The Toaster’s 2004 note was apparently critical of France’s opposition to the war in Iraq: “The sacred memory of Poe and his final resting place is no place for French cognac. With great reluctance but for [sic] respect for family tradition the cognac is placed. The memory of Poe shall live evermore!”

Events leading up to Poe’s bicentenary

In 2006 a group of onlookers unsuccessfully attempted to intercept the Poe Toaster. Aside from that incident, spectators, out of respect for the tradition (and, perhaps, the mystery), have never interfered with the Toaster’s entry, tribute ritual, or departure, nor has any concerted effort been made to identify the individual.

In 2007 a 92-year-old man named Sam Porpora claimed that he had started the Poe Toaster tradition. A former historian for Baltimore’s Westminster Church, Porpora claimed that he invented the Toaster in the 1960s as a “publicity stunt”, to reinvigorate the church and its congregation, and had falsely told a reporter at the time that it had begun in 1949. However, reports of the annual visits date from well before the 1960s, for example a 1950 article in The (Baltimore) Evening Sun that mentions “an anonymous citizen who creeps in annually to place an empty bottle (of excellent label) against the gravestone.”

Porpora’s daughter said she had never heard of her father’s actions but that it fit in with his mischievous nature; but Jeff Jerome of the Edgar Allan Poe Society pointed out that the details of Porpora’s story seemed to change with each telling. “There are holes so big in Sam’s story, you could drive a Mack truck through them,” he said. Jeff Savoye, another officer in the Edgar Allan Poe Society, also questioned Porpora’s claims, but admitted he could not definitively prove or disprove them. While never retracting his claim, Porpora later acknowledged that it was not he making the annual visits, that someone else (he knew not who) had made the tradition his own.

In 2008, Curator Jeff Jerome reported that nearly 150 gathered to observe the Toaster’s appearance. 2009 marked the bicentenary of Poe’s birth; despite this milestone, the crowd was smaller than in past years, and the Toaster left no note. In 2010 the Poe Toaster failed to appear. Jerome, who had witnessed every visitation from 1976 on, had no explanation, but did speculate that if the Toaster intended to end the tradition, the 2009 bicentennial would mark a logical ending point.

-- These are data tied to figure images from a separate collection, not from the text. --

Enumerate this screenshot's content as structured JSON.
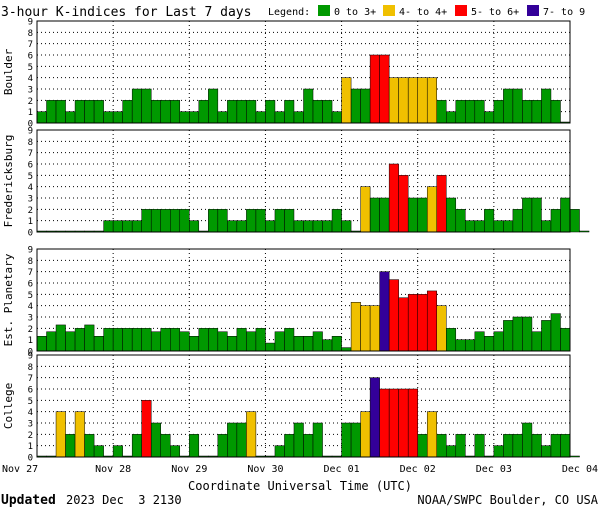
{
  "title": "3-hour K-indices for Last 7 days",
  "legend": {
    "label": "Legend:",
    "items": [
      {
        "text": "0 to 3+",
        "color": "#009900"
      },
      {
        "text": "4- to 4+",
        "color": "#f0c000"
      },
      {
        "text": "5- to 6+",
        "color": "#ff0000"
      },
      {
        "text": "7- to 9",
        "color": "#330099"
      }
    ]
  },
  "xlabel": "Coordinate Universal Time (UTC)",
  "footer": {
    "updated_label": "Updated",
    "updated_value": "2023 Dec  3 2130",
    "source": "NOAA/SWPC Boulder, CO USA"
  },
  "chart_data": {
    "type": "bar",
    "x_tick_labels": [
      "Nov 27",
      "Nov 28",
      "Nov 29",
      "Nov 30",
      "Dec 01",
      "Dec 02",
      "Dec 03",
      "Dec 04"
    ],
    "ylim": [
      0,
      9
    ],
    "y_ticks": [
      0,
      1,
      2,
      3,
      4,
      5,
      6,
      7,
      8,
      9
    ],
    "grid": true,
    "bins_per_day": 8,
    "series": [
      {
        "name": "Boulder",
        "values": [
          1,
          2,
          2,
          1,
          2,
          2,
          2,
          1,
          1,
          2,
          3,
          3,
          2,
          2,
          2,
          1,
          1,
          2,
          3,
          1,
          2,
          2,
          2,
          1,
          2,
          1,
          2,
          1,
          3,
          2,
          2,
          1,
          4,
          3,
          3,
          6,
          6,
          4,
          4,
          4,
          4,
          4,
          2,
          1,
          2,
          2,
          2,
          1,
          2,
          3,
          3,
          2,
          2,
          3,
          2,
          0
        ]
      },
      {
        "name": "Fredericksburg",
        "values": [
          0,
          0,
          0,
          0,
          0,
          0,
          0,
          1,
          1,
          1,
          1,
          2,
          2,
          2,
          2,
          2,
          1,
          0,
          2,
          2,
          1,
          1,
          2,
          2,
          1,
          2,
          2,
          1,
          1,
          1,
          1,
          2,
          1,
          0,
          4,
          3,
          3,
          6,
          5,
          3,
          3,
          4,
          5,
          3,
          2,
          1,
          1,
          2,
          1,
          1,
          2,
          3,
          3,
          1,
          2,
          3,
          2,
          0
        ]
      },
      {
        "name": "Est. Planetary",
        "values": [
          1.3,
          1.7,
          2.3,
          1.7,
          2,
          2.3,
          1.3,
          2,
          2,
          2,
          2,
          2,
          1.7,
          2,
          2,
          1.7,
          1.3,
          2,
          2,
          1.7,
          1.3,
          2,
          1.7,
          2,
          0.7,
          1.7,
          2,
          1.3,
          1.3,
          1.7,
          1,
          1.3,
          0.3,
          4.3,
          4,
          4,
          7,
          6.3,
          4.7,
          5,
          5,
          5.3,
          4,
          2,
          1,
          1,
          1.7,
          1.3,
          1.7,
          2.7,
          3,
          3,
          1.7,
          2.7,
          3.3,
          2
        ]
      },
      {
        "name": "College",
        "values": [
          0,
          0,
          4,
          2,
          4,
          2,
          1,
          0,
          1,
          0,
          2,
          5,
          3,
          2,
          1,
          0,
          2,
          0,
          0,
          2,
          3,
          3,
          4,
          0,
          0,
          1,
          2,
          3,
          2,
          3,
          0,
          0,
          3,
          3,
          4,
          7,
          6,
          6,
          6,
          6,
          2,
          4,
          2,
          1,
          2,
          0,
          2,
          0,
          1,
          2,
          2,
          3,
          2,
          1,
          2,
          2,
          0
        ]
      }
    ]
  }
}
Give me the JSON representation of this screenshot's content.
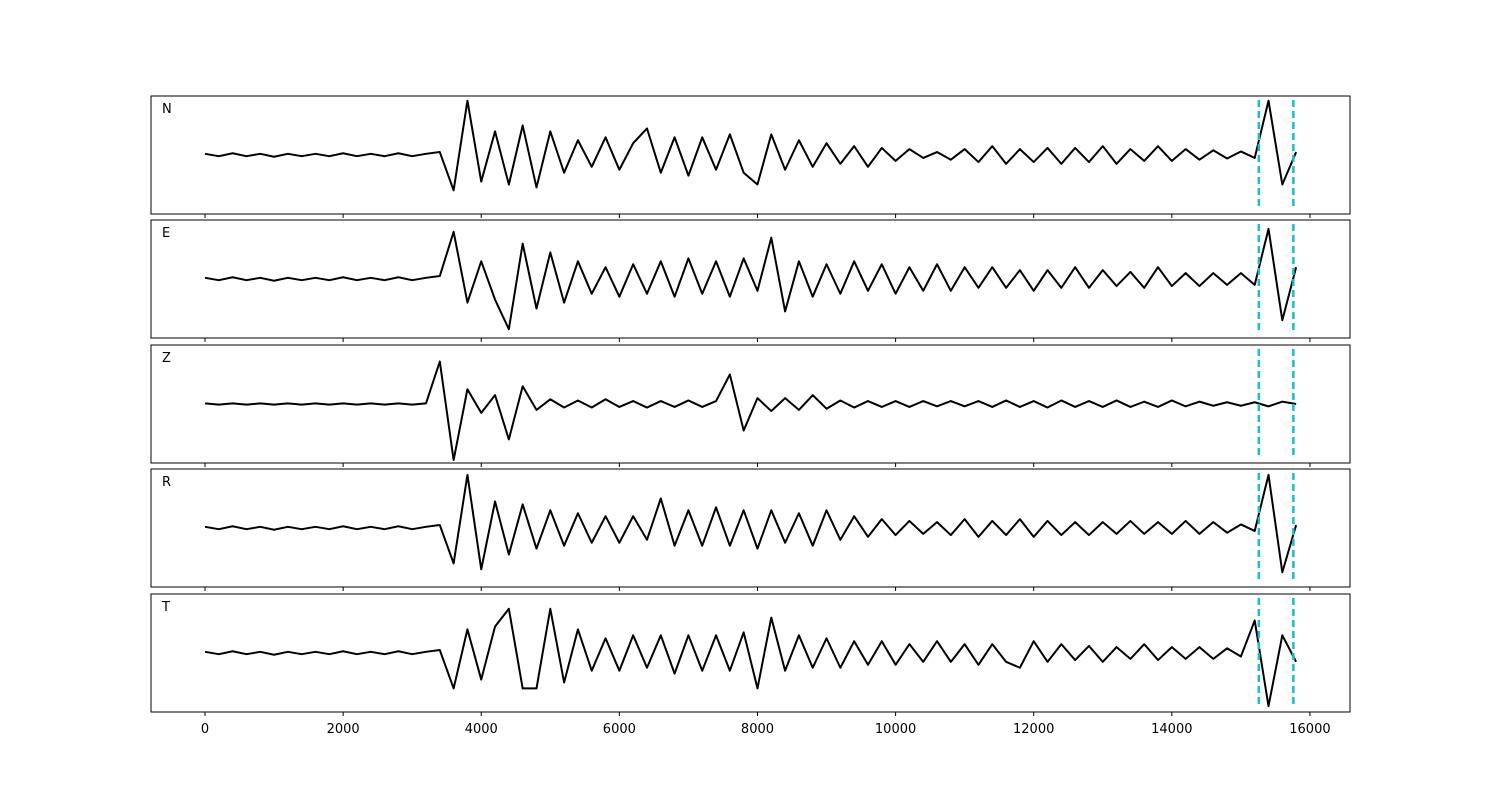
{
  "chart_data": [
    {
      "type": "line",
      "label": "N",
      "color": "#000000",
      "xlim": [
        -782,
        16580
      ],
      "ylim": [
        -1,
        1
      ],
      "vlines": [
        15260,
        15760
      ],
      "vline_color": "#17becf",
      "x": [
        0,
        200,
        400,
        600,
        800,
        1000,
        1200,
        1400,
        1600,
        1800,
        2000,
        2200,
        2400,
        2600,
        2800,
        3000,
        3200,
        3400,
        3600,
        3800,
        4000,
        4200,
        4400,
        4600,
        4800,
        5000,
        5200,
        5400,
        5600,
        5800,
        6000,
        6200,
        6400,
        6600,
        6800,
        7000,
        7200,
        7400,
        7600,
        7800,
        8000,
        8200,
        8400,
        8600,
        8800,
        9000,
        9200,
        9400,
        9600,
        9800,
        10000,
        10200,
        10400,
        10600,
        10800,
        11000,
        11200,
        11400,
        11600,
        11800,
        12000,
        12200,
        12400,
        12600,
        12800,
        13000,
        13200,
        13400,
        13600,
        13800,
        14000,
        14200,
        14400,
        14600,
        14800,
        15000,
        15200,
        15400,
        15600,
        15800
      ],
      "values": [
        0.02,
        -0.02,
        0.03,
        -0.02,
        0.02,
        -0.03,
        0.02,
        -0.02,
        0.02,
        -0.02,
        0.03,
        -0.02,
        0.02,
        -0.02,
        0.03,
        -0.02,
        0.02,
        0.05,
        -0.6,
        0.92,
        -0.45,
        0.4,
        -0.5,
        0.5,
        -0.55,
        0.4,
        -0.3,
        0.25,
        -0.2,
        0.3,
        -0.25,
        0.2,
        0.45,
        -0.3,
        0.3,
        -0.35,
        0.3,
        -0.25,
        0.35,
        -0.3,
        -0.5,
        0.35,
        -0.25,
        0.25,
        -0.2,
        0.2,
        -0.15,
        0.15,
        -0.2,
        0.12,
        -0.1,
        0.1,
        -0.05,
        0.05,
        -0.08,
        0.1,
        -0.12,
        0.15,
        -0.15,
        0.1,
        -0.12,
        0.12,
        -0.15,
        0.12,
        -0.12,
        0.15,
        -0.15,
        0.1,
        -0.1,
        0.15,
        -0.1,
        0.1,
        -0.08,
        0.08,
        -0.06,
        0.06,
        -0.05,
        0.92,
        -0.5,
        0.05
      ]
    },
    {
      "type": "line",
      "label": "E",
      "color": "#000000",
      "xlim": [
        -782,
        16580
      ],
      "ylim": [
        -1,
        1
      ],
      "vlines": [
        15260,
        15760
      ],
      "vline_color": "#17becf",
      "x": [
        0,
        200,
        400,
        600,
        800,
        1000,
        1200,
        1400,
        1600,
        1800,
        2000,
        2200,
        2400,
        2600,
        2800,
        3000,
        3200,
        3400,
        3600,
        3800,
        4000,
        4200,
        4400,
        4600,
        4800,
        5000,
        5200,
        5400,
        5600,
        5800,
        6000,
        6200,
        6400,
        6600,
        6800,
        7000,
        7200,
        7400,
        7600,
        7800,
        8000,
        8200,
        8400,
        8600,
        8800,
        9000,
        9200,
        9400,
        9600,
        9800,
        10000,
        10200,
        10400,
        10600,
        10800,
        11000,
        11200,
        11400,
        11600,
        11800,
        12000,
        12200,
        12400,
        12600,
        12800,
        13000,
        13200,
        13400,
        13600,
        13800,
        14000,
        14200,
        14400,
        14600,
        14800,
        15000,
        15200,
        15400,
        15600,
        15800
      ],
      "values": [
        0.02,
        -0.02,
        0.03,
        -0.02,
        0.02,
        -0.03,
        0.02,
        -0.02,
        0.02,
        -0.02,
        0.03,
        -0.02,
        0.02,
        -0.02,
        0.03,
        -0.02,
        0.02,
        0.05,
        0.8,
        -0.4,
        0.3,
        -0.35,
        -0.85,
        0.6,
        -0.5,
        0.45,
        -0.4,
        0.3,
        -0.25,
        0.2,
        -0.3,
        0.25,
        -0.25,
        0.3,
        -0.3,
        0.35,
        -0.25,
        0.3,
        -0.3,
        0.35,
        -0.2,
        0.7,
        -0.55,
        0.3,
        -0.3,
        0.25,
        -0.25,
        0.3,
        -0.2,
        0.25,
        -0.25,
        0.2,
        -0.2,
        0.25,
        -0.2,
        0.2,
        -0.15,
        0.2,
        -0.15,
        0.15,
        -0.2,
        0.15,
        -0.15,
        0.2,
        -0.15,
        0.15,
        -0.12,
        0.12,
        -0.15,
        0.2,
        -0.12,
        0.1,
        -0.12,
        0.1,
        -0.1,
        0.1,
        -0.1,
        0.85,
        -0.7,
        0.2
      ]
    },
    {
      "type": "line",
      "label": "Z",
      "color": "#000000",
      "xlim": [
        -782,
        16580
      ],
      "ylim": [
        -1,
        1
      ],
      "vlines": [
        15260,
        15760
      ],
      "vline_color": "#17becf",
      "x": [
        0,
        200,
        400,
        600,
        800,
        1000,
        1200,
        1400,
        1600,
        1800,
        2000,
        2200,
        2400,
        2600,
        2800,
        3000,
        3200,
        3400,
        3600,
        3800,
        4000,
        4200,
        4400,
        4600,
        4800,
        5000,
        5200,
        5400,
        5600,
        5800,
        6000,
        6200,
        6400,
        6600,
        6800,
        7000,
        7200,
        7400,
        7600,
        7800,
        8000,
        8200,
        8400,
        8600,
        8800,
        9000,
        9200,
        9400,
        9600,
        9800,
        10000,
        10200,
        10400,
        10600,
        10800,
        11000,
        11200,
        11400,
        11600,
        11800,
        12000,
        12200,
        12400,
        12600,
        12800,
        13000,
        13200,
        13400,
        13600,
        13800,
        14000,
        14200,
        14400,
        14600,
        14800,
        15000,
        15200,
        15400,
        15600,
        15800
      ],
      "values": [
        0.01,
        -0.01,
        0.01,
        -0.01,
        0.01,
        -0.01,
        0.01,
        -0.01,
        0.01,
        -0.01,
        0.01,
        -0.01,
        0.01,
        -0.01,
        0.01,
        -0.01,
        0.01,
        0.72,
        -0.95,
        0.25,
        -0.15,
        0.15,
        -0.6,
        0.3,
        -0.1,
        0.08,
        -0.06,
        0.06,
        -0.06,
        0.08,
        -0.05,
        0.05,
        -0.06,
        0.05,
        -0.05,
        0.06,
        -0.05,
        0.05,
        0.5,
        -0.45,
        0.1,
        -0.12,
        0.1,
        -0.1,
        0.15,
        -0.08,
        0.06,
        -0.06,
        0.05,
        -0.05,
        0.05,
        -0.05,
        0.05,
        -0.04,
        0.05,
        -0.04,
        0.05,
        -0.05,
        0.06,
        -0.05,
        0.05,
        -0.06,
        0.06,
        -0.05,
        0.05,
        -0.05,
        0.06,
        -0.05,
        0.04,
        -0.05,
        0.06,
        -0.04,
        0.04,
        -0.03,
        0.03,
        -0.03,
        0.03,
        -0.04,
        0.04,
        0
      ]
    },
    {
      "type": "line",
      "label": "R",
      "color": "#000000",
      "xlim": [
        -782,
        16580
      ],
      "ylim": [
        -1,
        1
      ],
      "vlines": [
        15260,
        15760
      ],
      "vline_color": "#17becf",
      "x": [
        0,
        200,
        400,
        600,
        800,
        1000,
        1200,
        1400,
        1600,
        1800,
        2000,
        2200,
        2400,
        2600,
        2800,
        3000,
        3200,
        3400,
        3600,
        3800,
        4000,
        4200,
        4400,
        4600,
        4800,
        5000,
        5200,
        5400,
        5600,
        5800,
        6000,
        6200,
        6400,
        6600,
        6800,
        7000,
        7200,
        7400,
        7600,
        7800,
        8000,
        8200,
        8400,
        8600,
        8800,
        9000,
        9200,
        9400,
        9600,
        9800,
        10000,
        10200,
        10400,
        10600,
        10800,
        11000,
        11200,
        11400,
        11600,
        11800,
        12000,
        12200,
        12400,
        12600,
        12800,
        13000,
        13200,
        13400,
        13600,
        13800,
        14000,
        14200,
        14400,
        14600,
        14800,
        15000,
        15200,
        15400,
        15600,
        15800
      ],
      "values": [
        0.02,
        -0.02,
        0.03,
        -0.02,
        0.02,
        -0.03,
        0.02,
        -0.02,
        0.02,
        -0.02,
        0.03,
        -0.02,
        0.02,
        -0.02,
        0.03,
        -0.02,
        0.02,
        0.05,
        -0.6,
        0.9,
        -0.7,
        0.45,
        -0.45,
        0.4,
        -0.35,
        0.3,
        -0.3,
        0.25,
        -0.25,
        0.2,
        -0.25,
        0.2,
        -0.2,
        0.5,
        -0.3,
        0.3,
        -0.3,
        0.35,
        -0.3,
        0.3,
        -0.35,
        0.3,
        -0.25,
        0.25,
        -0.3,
        0.3,
        -0.2,
        0.2,
        -0.15,
        0.15,
        -0.12,
        0.12,
        -0.1,
        0.1,
        -0.12,
        0.15,
        -0.15,
        0.12,
        -0.12,
        0.15,
        -0.15,
        0.12,
        -0.12,
        0.1,
        -0.12,
        0.1,
        -0.1,
        0.12,
        -0.1,
        0.1,
        -0.1,
        0.12,
        -0.1,
        0.1,
        -0.08,
        0.06,
        -0.05,
        0.9,
        -0.75,
        0.05
      ]
    },
    {
      "type": "line",
      "label": "T",
      "color": "#000000",
      "xlim": [
        -782,
        16580
      ],
      "ylim": [
        -1,
        1
      ],
      "vlines": [
        15260,
        15760
      ],
      "vline_color": "#17becf",
      "xticks": [
        0,
        2000,
        4000,
        6000,
        8000,
        10000,
        12000,
        14000,
        16000
      ],
      "x": [
        0,
        200,
        400,
        600,
        800,
        1000,
        1200,
        1400,
        1600,
        1800,
        2000,
        2200,
        2400,
        2600,
        2800,
        3000,
        3200,
        3400,
        3600,
        3800,
        4000,
        4200,
        4400,
        4600,
        4800,
        5000,
        5200,
        5400,
        5600,
        5800,
        6000,
        6200,
        6400,
        6600,
        6800,
        7000,
        7200,
        7400,
        7600,
        7800,
        8000,
        8200,
        8400,
        8600,
        8800,
        9000,
        9200,
        9400,
        9600,
        9800,
        10000,
        10200,
        10400,
        10600,
        10800,
        11000,
        11200,
        11400,
        11600,
        11800,
        12000,
        12200,
        12400,
        12600,
        12800,
        13000,
        13200,
        13400,
        13600,
        13800,
        14000,
        14200,
        14400,
        14600,
        14800,
        15000,
        15200,
        15400,
        15600,
        15800
      ],
      "values": [
        0.02,
        -0.02,
        0.03,
        -0.02,
        0.02,
        -0.03,
        0.02,
        -0.02,
        0.02,
        -0.02,
        0.03,
        -0.02,
        0.02,
        -0.02,
        0.03,
        -0.02,
        0.02,
        0.05,
        -0.6,
        0.4,
        -0.45,
        0.45,
        0.75,
        -0.6,
        -0.6,
        0.75,
        -0.5,
        0.4,
        -0.3,
        0.25,
        -0.3,
        0.3,
        -0.25,
        0.3,
        -0.35,
        0.3,
        -0.3,
        0.3,
        -0.3,
        0.35,
        -0.6,
        0.6,
        -0.3,
        0.3,
        -0.25,
        0.25,
        -0.25,
        0.2,
        -0.2,
        0.2,
        -0.2,
        0.15,
        -0.15,
        0.2,
        -0.15,
        0.15,
        -0.2,
        0.15,
        -0.15,
        -0.25,
        0.2,
        -0.15,
        0.15,
        -0.12,
        0.12,
        -0.15,
        0.1,
        -0.1,
        0.15,
        -0.12,
        0.1,
        -0.1,
        0.1,
        -0.1,
        0.08,
        -0.06,
        0.55,
        -0.9,
        0.3,
        -0.15
      ]
    }
  ]
}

The 2011 anniversary saw only the appearance of four impostors (immediately dubbed “faux Toasters”), identified as such because all four walked in clear sight of waiting observers (contrary to the real Toaster’s secretive nature), none gave the secret signal that only Jerome knows – a gesture the Toaster predictably made each year at the grave – and none arranged the roses in the unique pattern established by the Toaster. Their appearance sparked controversy: While some preferred that the tradition die a “dignified death”, others urged that it be carried on, by imitators if necessary.

In 2012, once again, there was no appearance by anyone identifiable as the “original” Toaster. Jerome (who has denied rumors that he himself was the Toaster) proclaimed the tradition “over with.”